Another of my writing projects are my two blogs. The present one and my Portuguese counterpart.

I have been writing about writing, about books, about productivity and about writer’s resources over there, and it has been fifteen years of research and content creation, that have helped me a lot on my writing efforts.

I still believe a blog is a wonderful way to share our writing. After all, we want to write and this is a mean that demands for it.

Here, on this virtual space, I have narrowed the scope a bit more. The resources I want to bring you are:

  • help you define and achieve your writing goals;
  • Inspire you to focus on your writing projects;
  • creating the space to talk about writing;
  • and  sharing my writing journey.

Vídeo Scripts Writing

Launching VLook, my YouTube channel, has been transformative for me in so many ways.

And I just got my channel’s handle, @vlooksarafarinha and I am happy to put my name on it.

But back to the transformative parts of having my own YouTube channel…

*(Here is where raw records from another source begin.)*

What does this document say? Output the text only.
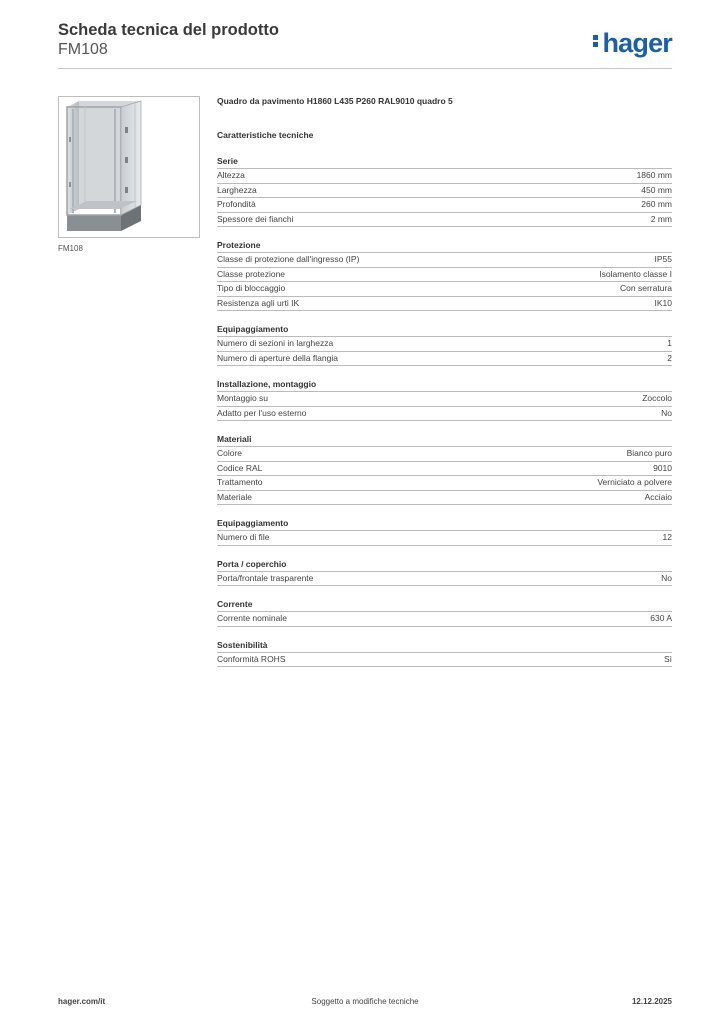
Scheda tecnica del prodotto
FM108	hager
FM108

Quadro da pavimento H1860 L435 P260 RAL9010 quadro 5

Caratteristiche tecniche
Serie
Altezza	1860 mm
Larghezza	450 mm
Profondità	260 mm
Spessore dei fianchi	2 mm
Protezione
Classe di protezione dall'ingresso (IP)	IP55
Classe protezione	Isolamento classe I
Tipo di bloccaggio	Con serratura
Resistenza agli urti IK	IK10
Equipaggiamento
Numero di sezioni in larghezza	1
Numero di aperture della flangia	2
Installazione, montaggio
Montaggio su	Zoccolo
Adatto per l'uso esterno	No
Materiali
Colore	Bianco puro
Codice RAL	9010
Trattamento	Verniciato a polvere
Materiale	Acciaio
Equipaggiamento
Numero di file	12
Porta / coperchio
Porta/frontale trasparente	No
Corrente
Corrente nominale	630 A
Sostenibilità
Conformità ROHS	Sì
hager.com/it	Soggetto a modifiche tecniche	12.12.2025
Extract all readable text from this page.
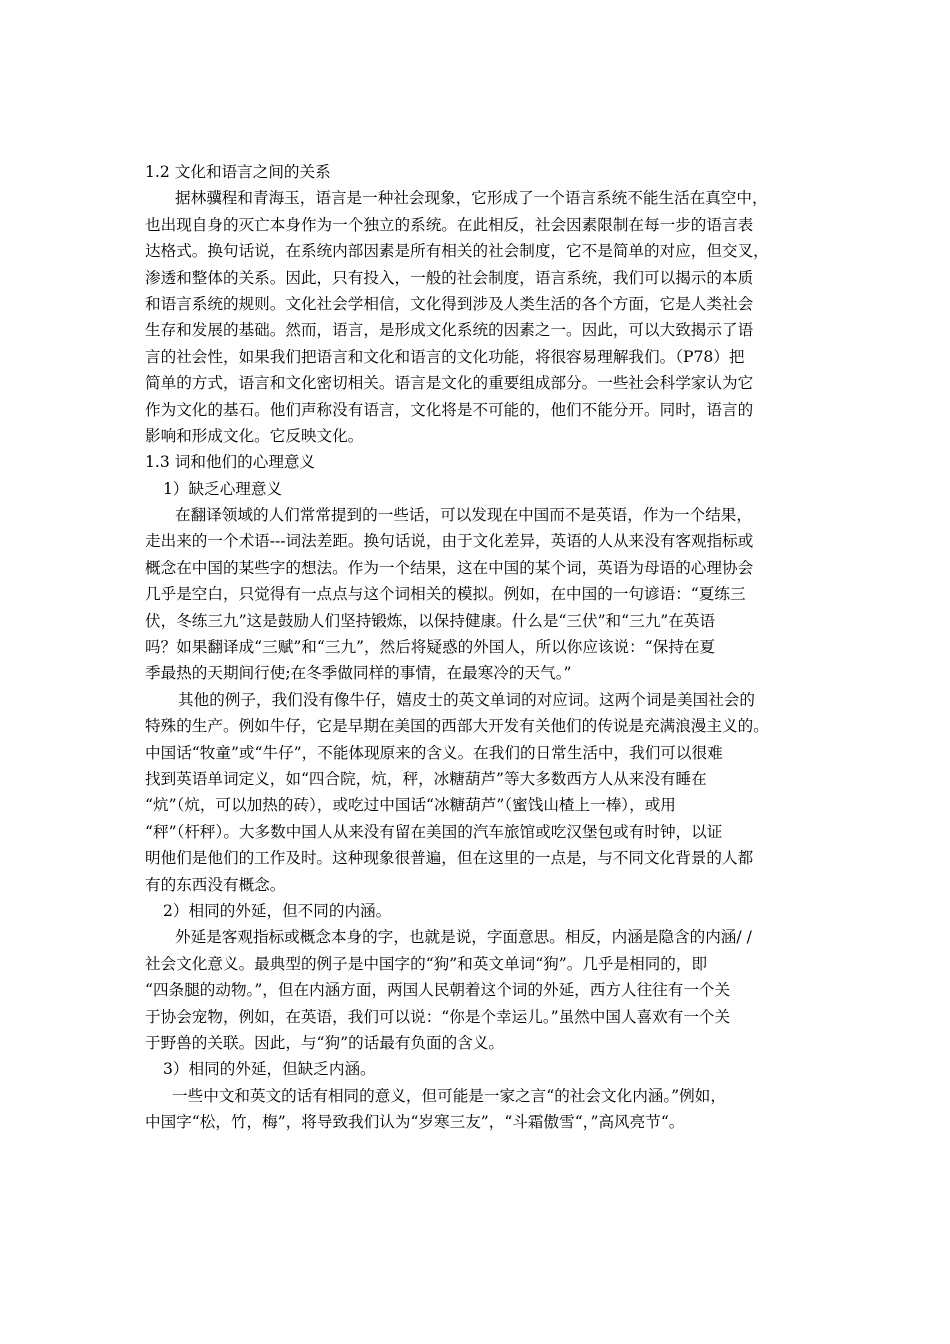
1.2 文化和语言之间的关系
据林骥程和青海玉，语言是一种社会现象，它形成了一个语言系统不能生活在真空中，
也出现自身的灭亡本身作为一个独立的系统。在此相反，社会因素限制在每一步的语言表
达格式。换句话说，在系统内部因素是所有相关的社会制度，它不是简单的对应，但交叉，
渗透和整体的关系。因此，只有投入，一般的社会制度，语言系统，我们可以揭示的本质
和语言系统的规则。文化社会学相信，文化得到涉及人类生活的各个方面，它是人类社会
生存和发展的基础。然而，语言，是形成文化系统的因素之一。因此，可以大致揭示了语
言的社会性，如果我们把语言和文化和语言的文化功能，将很容易理解我们。（P78）把
简单的方式，语言和文化密切相关。语言是文化的重要组成部分。一些社会科学家认为它
作为文化的基石。他们声称没有语言，文化将是不可能的，他们不能分开。同时，语言的
影响和形成文化。它反映文化。
1.3 词和他们的心理意义
1）缺乏心理意义
在翻译领域的人们常常提到的一些话，可以发现在中国而不是英语，作为一个结果，
走出来的一个术语---词法差距。换句话说，由于文化差异，英语的人从来没有客观指标或
概念在中国的某些字的想法。作为一个结果，这在中国的某个词，英语为母语的心理协会
几乎是空白，只觉得有一点点与这个词相关的模拟。例如，在中国的一句谚语：“夏练三
伏，冬练三九”这是鼓励人们坚持锻炼，以保持健康。什么是“三伏”和“三九”在英语
吗？如果翻译成“三赋”和“三九”，然后将疑惑的外国人，所以你应该说：“保持在夏
季最热的天期间行使;在冬季做同样的事情，在最寒冷的天气。”
其他的例子，我们没有像牛仔，嬉皮士的英文单词的对应词。这两个词是美国社会的
特殊的生产。例如牛仔，它是早期在美国的西部大开发有关他们的传说是充满浪漫主义的。
中国话“牧童”或“牛仔”，不能体现原来的含义。在我们的日常生活中，我们可以很难
找到英语单词定义，如“四合院，炕，秤，冰糖葫芦”等大多数西方人从来没有睡在
“炕”（炕，可以加热的砖），或吃过中国话“冰糖葫芦”（蜜饯山楂上一棒），或用
“秤”（杆秤）。大多数中国人从来没有留在美国的汽车旅馆或吃汉堡包或有时钟，以证
明他们是他们的工作及时。这种现象很普遍，但在这里的一点是，与不同文化背景的人都
有的东西没有概念。
2）相同的外延，但不同的内涵。
外延是客观指标或概念本身的字，也就是说，字面意思。相反，内涵是隐含的内涵/ /
社会文化意义。最典型的例子是中国字的“狗”和英文单词“狗”。几乎是相同的，即
“四条腿的动物。”，但在内涵方面，两国人民朝着这个词的外延，西方人往往有一个关
于协会宠物，例如，在英语，我们可以说：“你是个幸运儿。”虽然中国人喜欢有一个关
于野兽的关联。因此，与“狗”的话最有负面的含义。
3）相同的外延，但缺乏内涵。
一些中文和英文的话有相同的意义，但可能是一家之言“的社会文化内涵。”例如，
中国字“松，竹，梅”，将导致我们认为“岁寒三友”，“斗霜傲雪“，”高风亮节“。
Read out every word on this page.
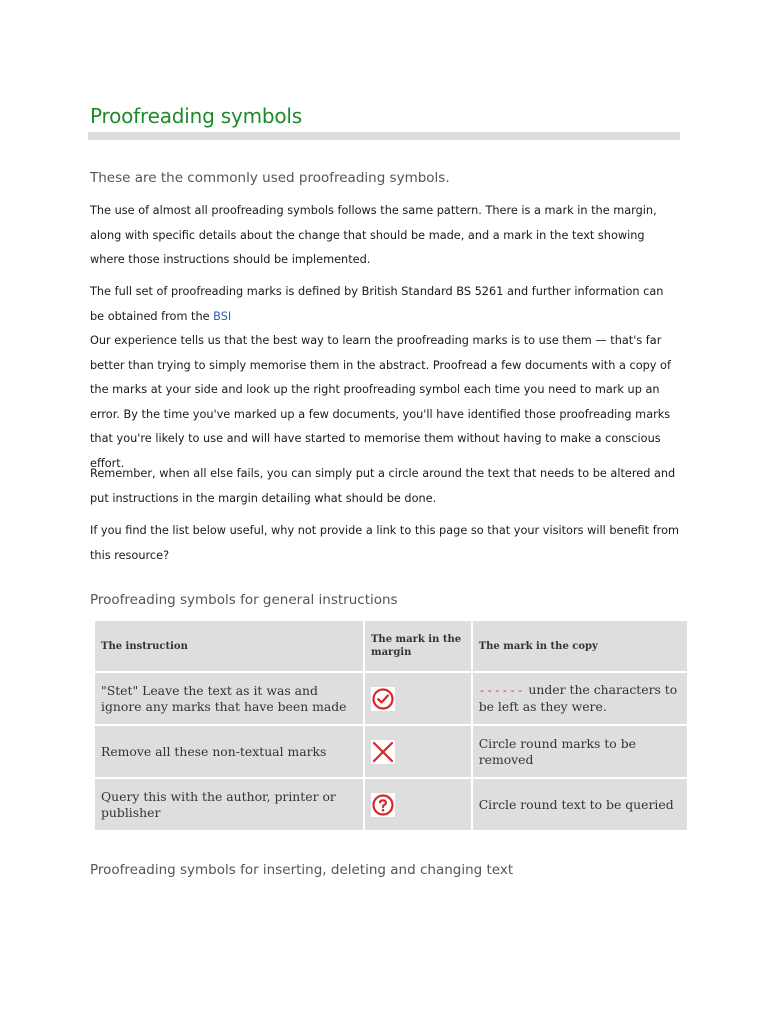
Proofreading symbols
These are the commonly used proofreading symbols.

The use of almost all proofreading symbols follows the same pattern. There is a mark in the margin, along with specific details about the change that should be made, and a mark in the text showing where those instructions should be implemented.

The full set of proofreading marks is defined by British Standard BS 5261 and further information can be obtained from the BSI

Our experience tells us that the best way to learn the proofreading marks is to use them — that's far better than trying to simply memorise them in the abstract. Proofread a few documents with a copy of the marks at your side and look up the right proofreading symbol each time you need to mark up an error. By the time you've marked up a few documents, you'll have identified those proofreading marks that you're likely to use and will have started to memorise them without having to make a conscious effort.

Remember, when all else fails, you can simply put a circle around the text that needs to be altered and put instructions in the margin detailing what should be done.

If you find the list below useful, why not provide a link to this page so that your visitors will benefit from this resource?

Proofreading symbols for general instructions
The instruction	The mark in the margin	The mark in the copy
"Stet" Leave the text as it was and ignore any marks that have been made		------ under the characters to be left as they were.
Remove all these non-textual marks		Circle round marks to be removed
Query this with the author, printer or publisher		Circle round text to be queried
Proofreading symbols for inserting, deleting and changing text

First, I get to write for it, and compose what I want to say. Second, I am able to practice my English in a more inventive way. Third, it had worked wonders on my introversion and general shyness (call it traumas! It was what they were!). Four, I have been learning so much about filming, and editing, and writing for it, that it has blown my mind.

Even if I’m trying to discover what I enjoy doing, and how to do it, this process is helping me grow in so many ways it astonishes me.

So, these have been my major writing projects for this week and I did enjoy working on all of them.

But, tell me…

Are you entering NaNoWriMo?

Have you got some special question about writing, blogging or vídeo making, that you think I could help you with?

And, please let me know how’s your project going. 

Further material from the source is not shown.